Тренер мной недоволен. Ну и ладно. Он говорит, что я не понимаю этот спорт. Постоянно твердит, что я должна расслабиться. Так я расслабляюсь! Ну, сегодня, может, похуже. Меня Алекс сбил с толку. Мне кажется, он хочет, чтобы я ему помогла, чтобы что-то посоветовала. И при этом не хочет, чтобы я его учила математике. Кроме того, два раза сказал, что он думал про меня. Это меня ещё больше смутило. Ну, в смысле, мне понравилось, но не знаю.
Во время тренировки я всё время ошибалась. Слишком быстро реагировала. Партнёра, медика-первокурсника, слишком сильно уколола.
– Эй! Это спорт, а не драка! – огрызнулся он и снял маску.

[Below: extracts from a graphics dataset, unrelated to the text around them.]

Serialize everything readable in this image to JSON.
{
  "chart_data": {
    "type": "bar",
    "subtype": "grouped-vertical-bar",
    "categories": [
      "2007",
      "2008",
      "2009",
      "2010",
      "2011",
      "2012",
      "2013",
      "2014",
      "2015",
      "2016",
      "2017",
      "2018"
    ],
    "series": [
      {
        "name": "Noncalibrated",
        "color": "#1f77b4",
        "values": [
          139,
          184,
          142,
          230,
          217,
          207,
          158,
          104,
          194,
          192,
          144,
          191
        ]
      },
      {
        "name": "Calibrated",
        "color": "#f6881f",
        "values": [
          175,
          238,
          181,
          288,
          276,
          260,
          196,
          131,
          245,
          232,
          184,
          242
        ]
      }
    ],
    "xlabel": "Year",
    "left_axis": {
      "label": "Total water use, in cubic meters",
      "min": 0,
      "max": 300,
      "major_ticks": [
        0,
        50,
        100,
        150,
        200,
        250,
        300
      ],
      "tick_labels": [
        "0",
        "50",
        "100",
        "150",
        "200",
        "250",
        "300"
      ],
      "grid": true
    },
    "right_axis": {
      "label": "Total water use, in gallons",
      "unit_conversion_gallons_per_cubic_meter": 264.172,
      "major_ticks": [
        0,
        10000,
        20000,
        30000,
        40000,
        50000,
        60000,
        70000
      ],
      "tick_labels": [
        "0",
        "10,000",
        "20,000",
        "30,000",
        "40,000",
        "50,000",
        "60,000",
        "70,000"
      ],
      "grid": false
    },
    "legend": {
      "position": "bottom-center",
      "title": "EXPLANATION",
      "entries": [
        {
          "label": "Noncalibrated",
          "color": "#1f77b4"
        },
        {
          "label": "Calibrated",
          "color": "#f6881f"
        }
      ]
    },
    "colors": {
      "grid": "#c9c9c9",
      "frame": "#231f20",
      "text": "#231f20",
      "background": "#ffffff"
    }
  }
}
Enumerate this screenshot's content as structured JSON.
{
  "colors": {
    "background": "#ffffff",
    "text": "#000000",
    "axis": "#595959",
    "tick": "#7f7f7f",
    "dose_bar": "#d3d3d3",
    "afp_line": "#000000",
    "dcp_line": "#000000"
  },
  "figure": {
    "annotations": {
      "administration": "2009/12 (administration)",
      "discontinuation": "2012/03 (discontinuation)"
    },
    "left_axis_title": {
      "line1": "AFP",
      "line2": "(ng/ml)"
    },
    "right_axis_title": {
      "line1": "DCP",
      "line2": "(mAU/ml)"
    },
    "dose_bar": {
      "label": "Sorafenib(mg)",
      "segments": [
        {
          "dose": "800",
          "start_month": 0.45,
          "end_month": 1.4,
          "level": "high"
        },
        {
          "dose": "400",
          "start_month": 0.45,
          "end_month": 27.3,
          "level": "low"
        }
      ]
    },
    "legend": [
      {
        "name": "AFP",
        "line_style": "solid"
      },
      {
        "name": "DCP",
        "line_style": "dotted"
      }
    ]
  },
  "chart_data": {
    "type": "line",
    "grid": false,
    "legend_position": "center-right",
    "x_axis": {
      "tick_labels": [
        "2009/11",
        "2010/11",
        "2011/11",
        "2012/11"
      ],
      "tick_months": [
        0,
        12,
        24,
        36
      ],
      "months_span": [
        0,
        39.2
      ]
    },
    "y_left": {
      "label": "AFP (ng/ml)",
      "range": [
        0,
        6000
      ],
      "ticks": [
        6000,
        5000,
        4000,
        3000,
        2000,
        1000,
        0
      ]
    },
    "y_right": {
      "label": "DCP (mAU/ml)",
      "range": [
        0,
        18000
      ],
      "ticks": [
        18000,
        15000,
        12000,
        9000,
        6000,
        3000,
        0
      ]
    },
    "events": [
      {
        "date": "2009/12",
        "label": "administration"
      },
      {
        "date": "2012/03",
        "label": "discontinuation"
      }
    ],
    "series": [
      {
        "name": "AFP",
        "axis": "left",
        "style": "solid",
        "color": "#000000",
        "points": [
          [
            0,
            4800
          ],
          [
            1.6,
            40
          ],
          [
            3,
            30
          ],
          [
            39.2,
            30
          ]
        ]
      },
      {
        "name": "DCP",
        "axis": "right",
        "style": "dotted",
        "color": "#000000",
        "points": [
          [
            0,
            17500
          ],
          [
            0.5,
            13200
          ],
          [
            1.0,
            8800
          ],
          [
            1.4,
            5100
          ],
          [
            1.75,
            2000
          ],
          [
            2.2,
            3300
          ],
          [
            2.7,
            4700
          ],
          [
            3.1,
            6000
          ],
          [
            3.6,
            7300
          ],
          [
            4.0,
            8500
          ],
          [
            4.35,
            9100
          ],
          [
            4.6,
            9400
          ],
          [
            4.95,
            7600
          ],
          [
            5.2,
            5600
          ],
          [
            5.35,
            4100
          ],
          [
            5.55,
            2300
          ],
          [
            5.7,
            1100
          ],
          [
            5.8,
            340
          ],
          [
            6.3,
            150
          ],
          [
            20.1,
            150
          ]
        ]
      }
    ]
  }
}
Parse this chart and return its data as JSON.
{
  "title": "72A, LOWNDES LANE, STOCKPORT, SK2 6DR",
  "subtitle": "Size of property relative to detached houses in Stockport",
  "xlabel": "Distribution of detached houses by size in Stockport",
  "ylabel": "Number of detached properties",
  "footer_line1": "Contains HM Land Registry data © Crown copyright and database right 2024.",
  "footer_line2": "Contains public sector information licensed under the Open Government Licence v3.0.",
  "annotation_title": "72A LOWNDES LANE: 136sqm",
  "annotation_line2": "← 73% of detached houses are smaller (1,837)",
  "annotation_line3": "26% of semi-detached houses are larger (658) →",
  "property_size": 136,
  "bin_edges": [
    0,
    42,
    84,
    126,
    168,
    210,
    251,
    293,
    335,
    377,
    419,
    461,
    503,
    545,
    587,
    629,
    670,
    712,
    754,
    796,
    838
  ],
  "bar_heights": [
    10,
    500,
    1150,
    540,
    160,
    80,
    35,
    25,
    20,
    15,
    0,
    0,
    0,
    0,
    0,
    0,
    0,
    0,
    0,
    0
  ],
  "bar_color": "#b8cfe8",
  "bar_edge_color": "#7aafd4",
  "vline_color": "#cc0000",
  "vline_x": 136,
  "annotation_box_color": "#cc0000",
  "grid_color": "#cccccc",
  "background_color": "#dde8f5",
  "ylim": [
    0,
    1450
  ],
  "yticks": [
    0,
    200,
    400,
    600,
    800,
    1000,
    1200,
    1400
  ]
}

Тренер отправил меня в раздевалку. Я тоже сняла маску и посмотрела в зеркало. Я себя не чувствую свободно с ними. Никто со мной не разговаривает. «Привет». «Пока». «Девочка, твоя очередь». Вообще на меня не смотрят. Между собой они разговаривают, смеются, а меня считают ребёнком. Поэтому фехтование мне не очень нравится.
Диплодок стучит в дверь и заходит в раздевалку. Он в дурном настроении, переминается с ноги на ногу, не знает, что сказать, точнее, не знает, как сказать то, что он хочет сказать. Потом говорит:
– Ты устала. В следующий раз пойдёт лучше. – Треплет меня по плечу и возвращается в зал. Я точно знаю, что у него на уме. Он с радостью бы выбросил меня из команды, но боится мне об этом сказать. Не из-за меня – из-за папы.
Я снимаю фехтовальную форму, складываю её в шкафчик, туда же кладу рапиру, запираю шкафчик и ухожу. Душ приму дома. Что мне, идти в душ туда же, куда они ходят? Да ни за что. Даже если бы в раздевалке никого не было, даже если бы я заперлась в кабинке, было бы ужасно.
Они продолжают тренироваться. Отъезжая от здания, я оглядываюсь назад и вижу, какие они все расслабленные. Смеются. Когда я там была, у них был серьёзный вид. Мне кажется, у них от сердца отлегло, когда я ушла.
Я никуда не тороплюсь. Медленно еду по городу. Думаю, что у меня завтра. Завтра будет хороший день. Днём школа, вечером занятие по скульптуре. Я люблю лепить. Мне нравится чувствовать мокрую и при этом тяжёлую, густую глину между пальцами. До конца курса я бы хотела вылепить скульптуру с танцором и танцовщицей. Преподавательница сказала, что я выбрала себе самое сложное задание. Скульптура будет полуметровой высоты. Внутренний каркас я уже сделала. В смысле, сделала две фигуры из проволоки. Преподавательница мне помогала. Я её называю Роденка: она всё время говорит о Родене, великом французском скульпторе. Я думаю, она меня особенно любит именно за то, что я единственная из учеников про него знала. В Париже папа меня водил в его музей. Так что ей прозвище Роденка очень подходит. И прижилось к тому же.